情爱可以乞求来,可以用银钱买来,可以受馈赠,也可以在陋巷寻觅,唯独抢夺不来。

谢清黎清亮的眼眸里,溢出难以抑制的喜悦。

心里像有波涛汹涌,托着她直上云端,整个人晕乎乎的。

“那……你能不能离陆若檀远一点?”

萧珩的手指一紧,收回了目光,“你昨夜没怎么休息好,去睡一会儿吧,别被我过了病气。”

谢清黎的满腔柔情,瞬间冷了下来。

是她僭越了,在刚才的那一瞬间,竟然觉得,自己能比得过陆若檀在他心里的地位。

她没再说什么,转身出去,带着一身的落寞。

萧珩的高热,在当天晚上就退下去了,脸色好了不少。

这证明了谢清黎的推断是对的,梁州城里的瘟疫,就是疫毒痢。

事不宜迟,萧珩当即下令,让程续之和洛太医按谢清黎的药方,给将士们熬药。

如果将士们也痊愈了,就可以给城里的百姓发药了。

第二天一早,谢清黎去了军营,观察将士们的情况。

在营房里,她看到了一个窈窕的身影穿梭往来,热心地给所有人分发汤药。

有两个百夫长赞叹出声。

“陶姑娘真是人美心善,竟一点都不嫌弃我们这帮粗人,这样关心咱们的病情。”

“嘿嘿嘿,我早就看出来了,她对大将军有意哩!”

谢清黎的脚步一顿,静静听他们说话。

“不能吧?大将军可是有妻室的,陶姑娘不知道吗?她是梁州知州的独女,什么样的好郎君找不到!”

“话也不能这么说,大将军官居二品,况且祖父还是晋国公。就算陶姑娘做个贵妾,也算门当户对。
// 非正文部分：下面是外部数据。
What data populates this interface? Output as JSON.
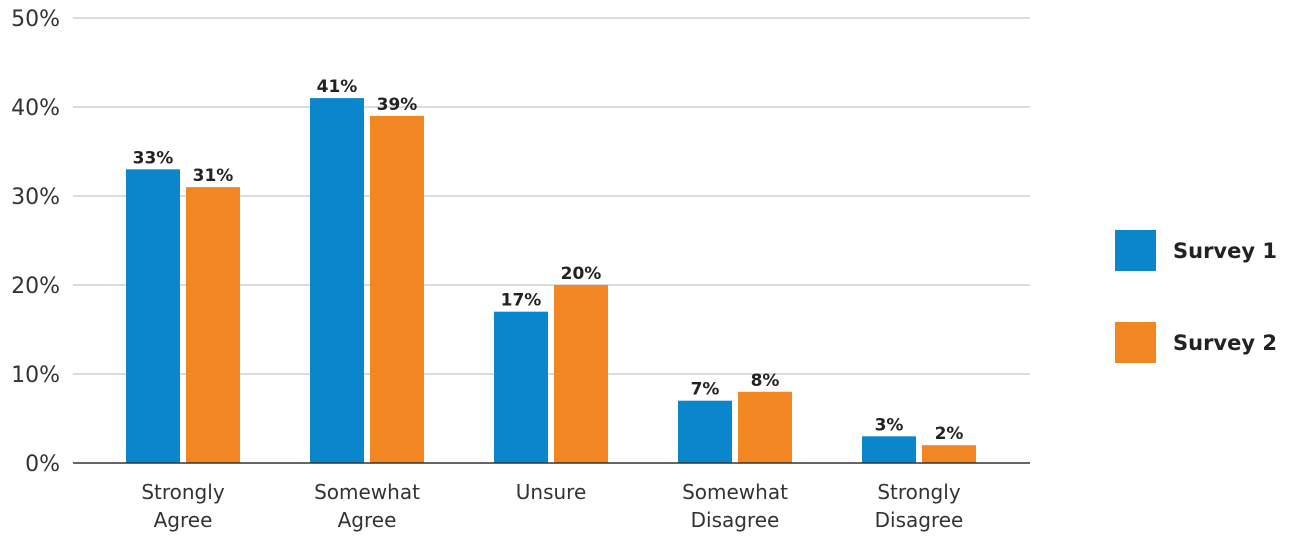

”

后面的话,谢清黎听不下去了,快步朝营房走去。

纵然只是他们私下的谈论,萧珩并不知情,但还是让她心里难受。

洛太医正在往碗里分药,见谢清黎来了,温和地朝她招手。

“清黎,人手有些不够,得麻烦你帮忙了。”

谢清黎收拾好心绪,把装好的汤药,一一端给将士们。

她虽然穿着一身麻布衣衫,但不施脂粉,却依然朱唇粉面,琼花玉貌,顿时吸引了大片的目光。
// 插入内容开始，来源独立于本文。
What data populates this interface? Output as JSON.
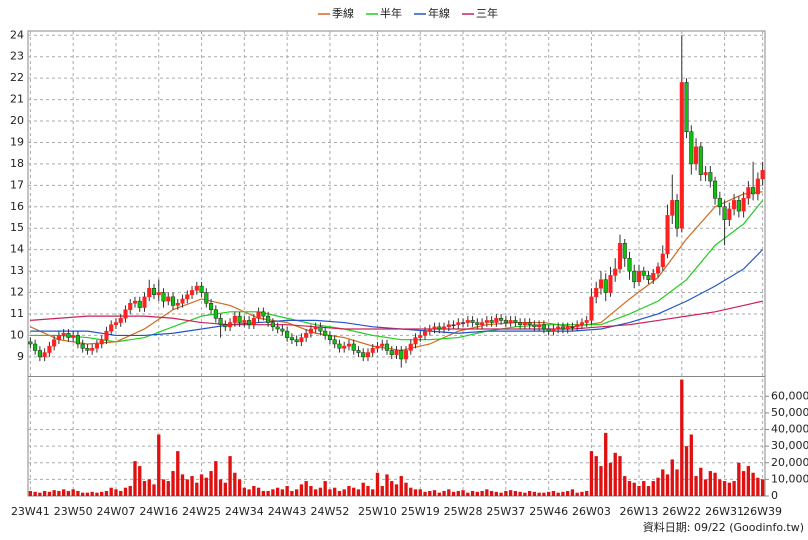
{
  "chart_data": {
    "type": "candlestick",
    "source": "資料日期: 09/22 (Goodinfo.tw)",
    "categories": [
      "23W41",
      null,
      null,
      null,
      null,
      null,
      null,
      null,
      null,
      "23W50",
      null,
      null,
      null,
      null,
      null,
      null,
      null,
      null,
      "24W07",
      null,
      null,
      null,
      null,
      null,
      null,
      null,
      null,
      "24W16",
      null,
      null,
      null,
      null,
      null,
      null,
      null,
      null,
      "24W25",
      null,
      null,
      null,
      null,
      null,
      null,
      null,
      null,
      "24W34",
      null,
      null,
      null,
      null,
      null,
      null,
      null,
      null,
      "24W43",
      null,
      null,
      null,
      null,
      null,
      null,
      null,
      null,
      "24W52",
      null,
      null,
      null,
      null,
      null,
      null,
      null,
      null,
      null,
      "25W10",
      null,
      null,
      null,
      null,
      null,
      null,
      null,
      null,
      "25W19",
      null,
      null,
      null,
      null,
      null,
      null,
      null,
      null,
      "25W28",
      null,
      null,
      null,
      null,
      null,
      null,
      null,
      null,
      "25W37",
      null,
      null,
      null,
      null,
      null,
      null,
      null,
      null,
      "25W46",
      null,
      null,
      null,
      null,
      null,
      null,
      null,
      null,
      "26W03",
      null,
      null,
      null,
      null,
      null,
      null,
      null,
      null,
      null,
      "26W13",
      null,
      null,
      null,
      null,
      null,
      null,
      null,
      null,
      "26W22",
      null,
      null,
      null,
      null,
      null,
      null,
      null,
      null,
      "26W31",
      null,
      null,
      null,
      null,
      null,
      null,
      null,
      "26W39"
    ],
    "open": [
      9.7,
      9.6,
      9.3,
      9.0,
      9.2,
      9.5,
      9.8,
      10.0,
      10.1,
      9.9,
      10.0,
      9.6,
      9.4,
      9.3,
      9.4,
      9.6,
      9.8,
      10.2,
      10.5,
      10.6,
      10.8,
      11.2,
      11.5,
      11.6,
      11.3,
      11.8,
      12.2,
      11.9,
      12.0,
      11.6,
      11.8,
      11.4,
      11.5,
      11.7,
      11.9,
      12.1,
      12.3,
      12.0,
      11.5,
      11.2,
      10.8,
      10.5,
      10.4,
      10.6,
      10.9,
      10.6,
      10.7,
      10.5,
      10.8,
      11.1,
      10.9,
      10.6,
      10.4,
      10.3,
      10.2,
      9.9,
      9.8,
      9.7,
      9.9,
      10.1,
      10.3,
      10.4,
      10.2,
      10.0,
      9.8,
      9.6,
      9.4,
      9.5,
      9.6,
      9.3,
      9.2,
      9.0,
      9.2,
      9.4,
      9.5,
      9.6,
      9.3,
      9.1,
      9.3,
      8.9,
      9.3,
      9.6,
      9.9,
      10.0,
      10.2,
      10.3,
      10.4,
      10.3,
      10.4,
      10.5,
      10.5,
      10.6,
      10.6,
      10.7,
      10.6,
      10.5,
      10.6,
      10.7,
      10.6,
      10.8,
      10.7,
      10.6,
      10.7,
      10.6,
      10.5,
      10.6,
      10.5,
      10.4,
      10.5,
      10.3,
      10.2,
      10.3,
      10.4,
      10.3,
      10.4,
      10.4,
      10.5,
      10.6,
      10.7,
      11.8,
      12.2,
      12.6,
      12.0,
      12.8,
      13.1,
      14.3,
      13.6,
      13.0,
      12.5,
      13.0,
      12.8,
      12.6,
      12.9,
      13.2,
      13.8,
      15.6,
      16.3,
      15.0,
      21.8,
      19.5,
      18.0,
      18.8,
      17.5,
      17.6,
      17.2,
      16.4,
      16.0,
      15.4,
      15.9,
      16.3,
      15.8,
      16.4,
      16.9,
      16.6,
      17.3
    ],
    "high": [
      9.9,
      9.8,
      9.5,
      9.4,
      9.7,
      10.0,
      10.2,
      10.3,
      10.3,
      10.2,
      10.2,
      9.8,
      9.6,
      9.6,
      9.8,
      10.0,
      10.4,
      10.7,
      10.8,
      11.0,
      11.4,
      11.7,
      11.8,
      11.8,
      12.0,
      12.6,
      12.4,
      12.6,
      12.2,
      12.0,
      12.0,
      11.7,
      11.9,
      12.1,
      12.3,
      12.5,
      12.5,
      12.2,
      11.7,
      11.4,
      11.0,
      10.7,
      10.8,
      11.1,
      11.1,
      10.9,
      10.9,
      11.0,
      11.3,
      11.3,
      11.1,
      10.8,
      10.6,
      10.5,
      10.4,
      10.1,
      10.0,
      10.1,
      10.3,
      10.5,
      10.6,
      10.6,
      10.4,
      10.2,
      10.0,
      9.8,
      9.7,
      9.8,
      9.8,
      9.5,
      9.4,
      9.4,
      9.6,
      9.7,
      9.8,
      9.8,
      9.5,
      9.5,
      9.5,
      9.5,
      9.8,
      10.1,
      10.2,
      10.4,
      10.5,
      10.6,
      10.6,
      10.6,
      10.7,
      10.7,
      10.8,
      10.8,
      10.9,
      10.9,
      10.8,
      10.8,
      10.9,
      10.9,
      11.0,
      11.0,
      10.9,
      10.9,
      10.9,
      10.8,
      10.8,
      10.8,
      10.7,
      10.7,
      10.7,
      10.5,
      10.5,
      10.6,
      10.6,
      10.6,
      10.6,
      10.7,
      10.8,
      10.9,
      12.2,
      12.5,
      13.0,
      12.9,
      13.2,
      13.6,
      14.7,
      14.5,
      13.9,
      13.3,
      13.3,
      13.2,
      13.0,
      13.1,
      13.4,
      14.2,
      16.1,
      17.5,
      16.6,
      24.0,
      22.0,
      19.8,
      19.2,
      19.0,
      17.9,
      17.9,
      17.4,
      16.7,
      16.3,
      16.2,
      16.6,
      16.5,
      16.7,
      17.2,
      18.1,
      17.6,
      18.1
    ],
    "low": [
      9.4,
      9.1,
      8.8,
      8.8,
      9.0,
      9.3,
      9.6,
      9.8,
      9.7,
      9.7,
      9.4,
      9.2,
      9.1,
      9.1,
      9.2,
      9.4,
      9.6,
      10.0,
      10.3,
      10.4,
      10.6,
      11.0,
      11.3,
      11.1,
      11.1,
      11.6,
      11.7,
      11.6,
      11.3,
      11.4,
      11.2,
      11.2,
      11.3,
      11.5,
      11.7,
      11.9,
      11.8,
      11.3,
      11.0,
      10.6,
      9.9,
      10.2,
      10.2,
      10.4,
      10.4,
      10.4,
      10.3,
      10.3,
      10.6,
      10.7,
      10.4,
      10.2,
      10.1,
      10.0,
      9.7,
      9.6,
      9.5,
      9.5,
      9.7,
      9.9,
      10.1,
      10.0,
      9.8,
      9.6,
      9.4,
      9.2,
      9.2,
      9.3,
      9.1,
      9.0,
      8.8,
      8.8,
      9.0,
      9.2,
      9.3,
      9.1,
      8.9,
      8.9,
      8.5,
      8.7,
      9.1,
      9.4,
      9.7,
      9.8,
      10.0,
      10.1,
      10.1,
      10.1,
      10.2,
      10.3,
      10.3,
      10.4,
      10.4,
      10.4,
      10.3,
      10.3,
      10.4,
      10.4,
      10.4,
      10.5,
      10.4,
      10.4,
      10.4,
      10.3,
      10.3,
      10.3,
      10.2,
      10.2,
      10.1,
      10.0,
      10.0,
      10.1,
      10.1,
      10.1,
      10.2,
      10.2,
      10.3,
      10.4,
      10.5,
      11.5,
      11.9,
      11.6,
      11.8,
      12.5,
      12.9,
      13.2,
      12.6,
      12.2,
      12.3,
      12.6,
      12.4,
      12.4,
      12.7,
      13.0,
      13.6,
      15.2,
      14.6,
      14.8,
      19.2,
      17.5,
      17.7,
      17.2,
      17.2,
      16.9,
      16.1,
      15.6,
      14.2,
      15.1,
      15.6,
      15.5,
      15.5,
      16.1,
      16.3,
      16.3,
      17.0
    ],
    "close": [
      9.6,
      9.3,
      9.0,
      9.2,
      9.5,
      9.8,
      10.0,
      10.1,
      9.9,
      10.0,
      9.6,
      9.4,
      9.3,
      9.4,
      9.6,
      9.8,
      10.2,
      10.5,
      10.6,
      10.8,
      11.2,
      11.5,
      11.6,
      11.3,
      11.8,
      12.2,
      11.9,
      12.0,
      11.6,
      11.8,
      11.4,
      11.5,
      11.7,
      11.9,
      12.1,
      12.3,
      12.0,
      11.5,
      11.2,
      10.8,
      10.5,
      10.4,
      10.6,
      10.9,
      10.6,
      10.7,
      10.5,
      10.8,
      11.1,
      10.9,
      10.6,
      10.4,
      10.3,
      10.2,
      9.9,
      9.8,
      9.7,
      9.9,
      10.1,
      10.3,
      10.4,
      10.2,
      10.0,
      9.8,
      9.6,
      9.4,
      9.5,
      9.6,
      9.3,
      9.2,
      9.0,
      9.2,
      9.4,
      9.5,
      9.6,
      9.3,
      9.1,
      9.3,
      8.9,
      9.3,
      9.6,
      9.9,
      10.0,
      10.2,
      10.3,
      10.4,
      10.3,
      10.4,
      10.5,
      10.5,
      10.6,
      10.6,
      10.7,
      10.6,
      10.5,
      10.6,
      10.7,
      10.6,
      10.8,
      10.7,
      10.6,
      10.7,
      10.6,
      10.5,
      10.6,
      10.5,
      10.4,
      10.5,
      10.3,
      10.2,
      10.3,
      10.4,
      10.3,
      10.4,
      10.4,
      10.5,
      10.6,
      10.7,
      11.8,
      12.2,
      12.6,
      12.0,
      12.8,
      13.1,
      14.3,
      13.6,
      13.0,
      12.5,
      13.0,
      12.8,
      12.6,
      12.9,
      13.2,
      13.8,
      15.6,
      16.3,
      15.0,
      21.8,
      19.5,
      18.0,
      18.8,
      17.5,
      17.6,
      17.2,
      16.4,
      16.0,
      15.4,
      15.9,
      16.3,
      15.8,
      16.4,
      16.9,
      16.6,
      17.3,
      17.7
    ],
    "up_color": "#ff2020",
    "down_color": "#10c010",
    "volume": [
      3000,
      2500,
      2000,
      3000,
      2500,
      3500,
      3000,
      4000,
      3000,
      4000,
      3000,
      2000,
      2000,
      2500,
      2000,
      2500,
      3000,
      5000,
      4000,
      3000,
      5000,
      6000,
      21000,
      18000,
      9000,
      10000,
      7000,
      37000,
      10000,
      9000,
      15000,
      27000,
      13000,
      10000,
      12000,
      8000,
      13000,
      11000,
      15000,
      21000,
      10000,
      8000,
      24000,
      14000,
      10000,
      5000,
      4000,
      6000,
      5000,
      3000,
      3000,
      4000,
      5000,
      4000,
      6000,
      3000,
      4000,
      7000,
      9000,
      6000,
      4000,
      5000,
      9000,
      4000,
      5000,
      3000,
      4000,
      6000,
      5000,
      4000,
      8000,
      6000,
      4000,
      14000,
      6000,
      13000,
      9000,
      7000,
      12000,
      8000,
      5000,
      4000,
      4000,
      2500,
      3000,
      3500,
      2000,
      3000,
      4000,
      2500,
      3000,
      3500,
      2000,
      3000,
      2500,
      3000,
      4000,
      3000,
      2500,
      2000,
      3000,
      3500,
      3000,
      2500,
      2000,
      3000,
      2500,
      2000,
      2000,
      2500,
      3000,
      2000,
      2500,
      3000,
      4000,
      2000,
      2500,
      3000,
      27000,
      24000,
      18000,
      38000,
      20000,
      26000,
      24000,
      12000,
      9000,
      8000,
      6000,
      9000,
      6000,
      9000,
      11000,
      16000,
      13000,
      22000,
      16000,
      70000,
      30000,
      37000,
      12000,
      17000,
      10000,
      15000,
      14000,
      10000,
      9000,
      8000,
      9000,
      20000,
      15000,
      18000,
      14000,
      11000,
      10000
    ],
    "volume_color": "#e01010",
    "series": [
      {
        "name": "季線",
        "color": "#d2691e",
        "x": [
          0,
          6,
          12,
          18,
          24,
          30,
          36,
          42,
          48,
          54,
          60,
          66,
          72,
          78,
          84,
          90,
          96,
          102,
          108,
          114,
          120,
          126,
          132,
          138,
          144,
          150,
          154
        ],
        "values": [
          10.4,
          9.8,
          9.6,
          9.7,
          10.3,
          11.2,
          11.7,
          11.4,
          10.8,
          10.6,
          10.1,
          9.9,
          9.5,
          9.3,
          9.6,
          10.2,
          10.5,
          10.6,
          10.6,
          10.4,
          10.6,
          11.7,
          12.7,
          14.5,
          16.0,
          16.6,
          16.7
        ]
      },
      {
        "name": "半年",
        "color": "#22cc22",
        "x": [
          0,
          6,
          12,
          18,
          24,
          30,
          36,
          42,
          48,
          54,
          60,
          66,
          72,
          78,
          84,
          90,
          96,
          102,
          108,
          114,
          120,
          126,
          132,
          138,
          144,
          150,
          154
        ],
        "values": [
          10.0,
          10.0,
          9.9,
          9.7,
          9.9,
          10.4,
          10.9,
          11.1,
          11.1,
          10.8,
          10.5,
          10.3,
          10.0,
          9.8,
          9.8,
          9.9,
          10.2,
          10.4,
          10.5,
          10.5,
          10.5,
          11.0,
          11.6,
          12.6,
          14.2,
          15.2,
          16.3
        ]
      },
      {
        "name": "年線",
        "color": "#2255cc",
        "x": [
          0,
          6,
          12,
          18,
          24,
          30,
          36,
          42,
          48,
          54,
          60,
          66,
          72,
          78,
          84,
          90,
          96,
          102,
          108,
          114,
          120,
          126,
          132,
          138,
          144,
          150,
          154
        ],
        "values": [
          10.2,
          10.2,
          10.2,
          10.0,
          10.0,
          10.1,
          10.3,
          10.5,
          10.6,
          10.7,
          10.7,
          10.6,
          10.4,
          10.3,
          10.2,
          10.1,
          10.2,
          10.2,
          10.2,
          10.2,
          10.3,
          10.6,
          11.0,
          11.6,
          12.3,
          13.1,
          14.0
        ]
      },
      {
        "name": "三年",
        "color": "#cc2255",
        "x": [
          0,
          6,
          12,
          18,
          24,
          30,
          36,
          42,
          48,
          54,
          60,
          66,
          72,
          78,
          84,
          90,
          96,
          102,
          108,
          114,
          120,
          126,
          132,
          138,
          144,
          150,
          154
        ],
        "values": [
          10.7,
          10.8,
          10.9,
          10.9,
          10.9,
          10.8,
          10.6,
          10.5,
          10.5,
          10.5,
          10.4,
          10.3,
          10.3,
          10.3,
          10.3,
          10.3,
          10.3,
          10.3,
          10.3,
          10.3,
          10.4,
          10.5,
          10.7,
          10.9,
          11.1,
          11.4,
          11.6
        ]
      }
    ],
    "ylim": [
      8.2,
      24.2
    ],
    "yticks": [
      9,
      10,
      11,
      12,
      13,
      14,
      15,
      16,
      17,
      18,
      19,
      20,
      21,
      22,
      23,
      24
    ],
    "y2lim": [
      0,
      71000
    ],
    "y2ticks": [
      0,
      {
        "value": 10000,
        "label": "10,000"
      },
      {
        "value": 20000,
        "label": "20,000"
      },
      {
        "value": 30000,
        "label": "30,000"
      },
      {
        "value": 40000,
        "label": "40,000"
      },
      {
        "value": 50000,
        "label": "50,000"
      },
      {
        "value": 60000,
        "label": "60,000"
      }
    ],
    "grid": true
  }
}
陶幼沅的脚步越来越慢,看着谢清黎耀如春华的面容,心里渐渐打起了鼓。

她装作不经意的模样,经过谢清黎的身边,甜甜一笑,同她打招呼。

“这位姐姐看着陌生,也是京城里来的吗?”

“是,我是程太医的……徒弟,来梁州城治疫的。”

陶幼沅稍稍松了口气,哦了一声,脸颊逐渐浮上绯红。

“那……等梁州百姓无事了,萧大将军是不是,就要走了?”

谢清黎咬了咬唇,将将士手中的空碗收回来,神情淡淡:“不清楚,兴许是吧,他此次奉旨剿灭叛军,不会在这里停留太久。”

陶幼沅若有所思地点点头,还想说什么,却被一道突然蹿出来的身影,打断了话头。

“我寻了你半天,你怎么不声不响地跑到营房来了。”

谢清黎看到鬼泣脸上,还是洛太医徒弟的模样,不由得有些无奈。

“我还没来得及问你,你怎么跑来了?”

鬼泣得意地双手抱胸:“我寻思着,万一你师父来了梁州城,那我岂能错过这个千载难逢的机会!”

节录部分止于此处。